Following this advertisement, we see promises that a Forbes subscription will "Unlock Your Potential" and "Accelerate Your Growth", "Empower your Decisions" and "immerse yourself in discussions with visionaries, entrepreneurs and thought leaders" with its "Unsurpassed Journalism". Incidentally, as I hope it's been dead and buried for a long time in the future, "Thought Leader" is a buzzwhistle that has become popular as of the last two Presidential terms and is used primarily by conservatives to describe their preferred commentators and pundits. I have done zero research on this, but I believe the term became popular with conservatives because they didn't want to be known as intellectuals. Moving on, it looks like Forbes is a bust for further research without handing them a whopping $75.

The Website & the Website

China MiƩville wrote The City & the City in 2009 and portrayed two cities- nation states of their own- living on top of one another but strictly not interacting with the other city. Shops on your street might be in the other city, people might be, car crashes, etc. The citizens of the two cities have ritually learned to unsee the other city using subtle cues like attire and architectural style. This unseeing as well as truly Byzantine levels of bureaucratic finagling allow the two cities to exist in the same place at the same time yet be totally seperate, only meeting at designated border crossings.

To traverse the unfiltered internet in 2025, one must unsee the pollution that increasingly fills websites. Don't look at the advertisements promising that only high IQ players can beat their games. Don't see the traps trying to drain money and attention from you. But even when your eyes glaze over them and move on the ads remain. You may not be seeing them, but they're there and they're pervasive. In the late aughts there were many think and panic pieces published about how important it was to train yourself to see ads, and how ads were increasingly seeping into the media you enjoyed.

It's hard to find trustworthy data for such a nebulous topic as ads that isn't just "a marketing website ran a survey so we can use this data to tell potential customers how important ads are", but I've seen estimates that people are exposed to anywhere from 1000 to 10,000 ads a day. A study in 2007 on a single test subject found that they were consciously aware of being exposed to 100 ads per day. With Instagram founding in 2010 and TikTok coming along later in the decade to dump yet more poison into the internet (not to mention the rise of YouTube), I am inclined to believe the numbers from the study would be significantly higher if run again today.

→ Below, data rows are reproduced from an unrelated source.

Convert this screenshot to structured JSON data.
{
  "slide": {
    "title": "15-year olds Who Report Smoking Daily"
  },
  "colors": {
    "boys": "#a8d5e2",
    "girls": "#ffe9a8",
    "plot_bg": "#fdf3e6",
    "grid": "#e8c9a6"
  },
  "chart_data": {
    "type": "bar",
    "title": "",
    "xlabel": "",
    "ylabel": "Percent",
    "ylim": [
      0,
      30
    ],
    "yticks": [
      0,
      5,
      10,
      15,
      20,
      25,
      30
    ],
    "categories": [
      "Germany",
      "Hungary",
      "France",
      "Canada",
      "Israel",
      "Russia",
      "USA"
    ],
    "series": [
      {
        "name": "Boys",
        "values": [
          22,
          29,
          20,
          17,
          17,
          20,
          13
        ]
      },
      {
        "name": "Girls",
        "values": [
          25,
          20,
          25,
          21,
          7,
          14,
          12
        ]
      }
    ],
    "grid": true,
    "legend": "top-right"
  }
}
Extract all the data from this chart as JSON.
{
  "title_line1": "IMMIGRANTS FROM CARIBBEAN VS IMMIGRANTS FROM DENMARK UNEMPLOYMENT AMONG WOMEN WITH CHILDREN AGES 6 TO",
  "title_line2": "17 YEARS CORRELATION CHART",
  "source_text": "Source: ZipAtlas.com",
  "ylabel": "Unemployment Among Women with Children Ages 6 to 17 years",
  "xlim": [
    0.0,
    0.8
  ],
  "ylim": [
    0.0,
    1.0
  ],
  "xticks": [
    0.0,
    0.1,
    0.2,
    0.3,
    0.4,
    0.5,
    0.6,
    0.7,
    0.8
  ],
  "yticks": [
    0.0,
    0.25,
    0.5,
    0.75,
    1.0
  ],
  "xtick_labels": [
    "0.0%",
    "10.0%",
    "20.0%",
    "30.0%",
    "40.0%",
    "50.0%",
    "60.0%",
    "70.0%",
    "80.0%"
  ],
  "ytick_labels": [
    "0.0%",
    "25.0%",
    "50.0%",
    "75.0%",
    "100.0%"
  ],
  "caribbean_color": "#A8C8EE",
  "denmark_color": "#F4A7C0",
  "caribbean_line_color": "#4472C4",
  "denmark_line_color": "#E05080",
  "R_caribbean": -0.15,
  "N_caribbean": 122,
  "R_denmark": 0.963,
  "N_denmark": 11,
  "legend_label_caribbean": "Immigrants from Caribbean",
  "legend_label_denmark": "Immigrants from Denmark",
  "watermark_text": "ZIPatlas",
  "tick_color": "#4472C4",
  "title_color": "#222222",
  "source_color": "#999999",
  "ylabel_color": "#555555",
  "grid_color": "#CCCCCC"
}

AdBlockers are the truest way to unsee the ads that plague us. They may still be served and registered to our individual advertising flavor profiles, but using an effective and thorough blocker makes the experience of being on any website significantly better. Of course, sponsored advertisements in videos or articles paid for by companies on websites are not caught by these blockers, and so the battle for ad awareness continues. With the increasing outpouring of LLM-generated slop, we can only assume that ads will continue to get more pervasive and targeted, and so internet users who want to browse an internet free of big corporate ad targeting and scammy medical ads and scammy crypto ads and scammy hot single sexy and british ladies near you ads must proactively use ad blockers and continue to train our unseeing- that sixth sense in your brain that we can reclaim and call our adsense.

This is a subject that could expand to plenty of other websites. Have you ever opened up YouTube and seen what it's default recommendations are? Truly, an upsetting experience. I'm not quite saying that all advertising is bad, but what I am saying is that the level of autonomous advertisement at transnational scales has become so pervasive that even unseeing isn't quite enough to be free of them. These ads are not ones promoting products that you might need or want, they're primarily ads that pollute the spaces we live in like junk mail in the trash can next to my mailbox. The spaces of the top layer of the internet are clogged with these things and we live our lives assuming that if we don't acknowledge them then they cannot influence us- which is a fraught assumption.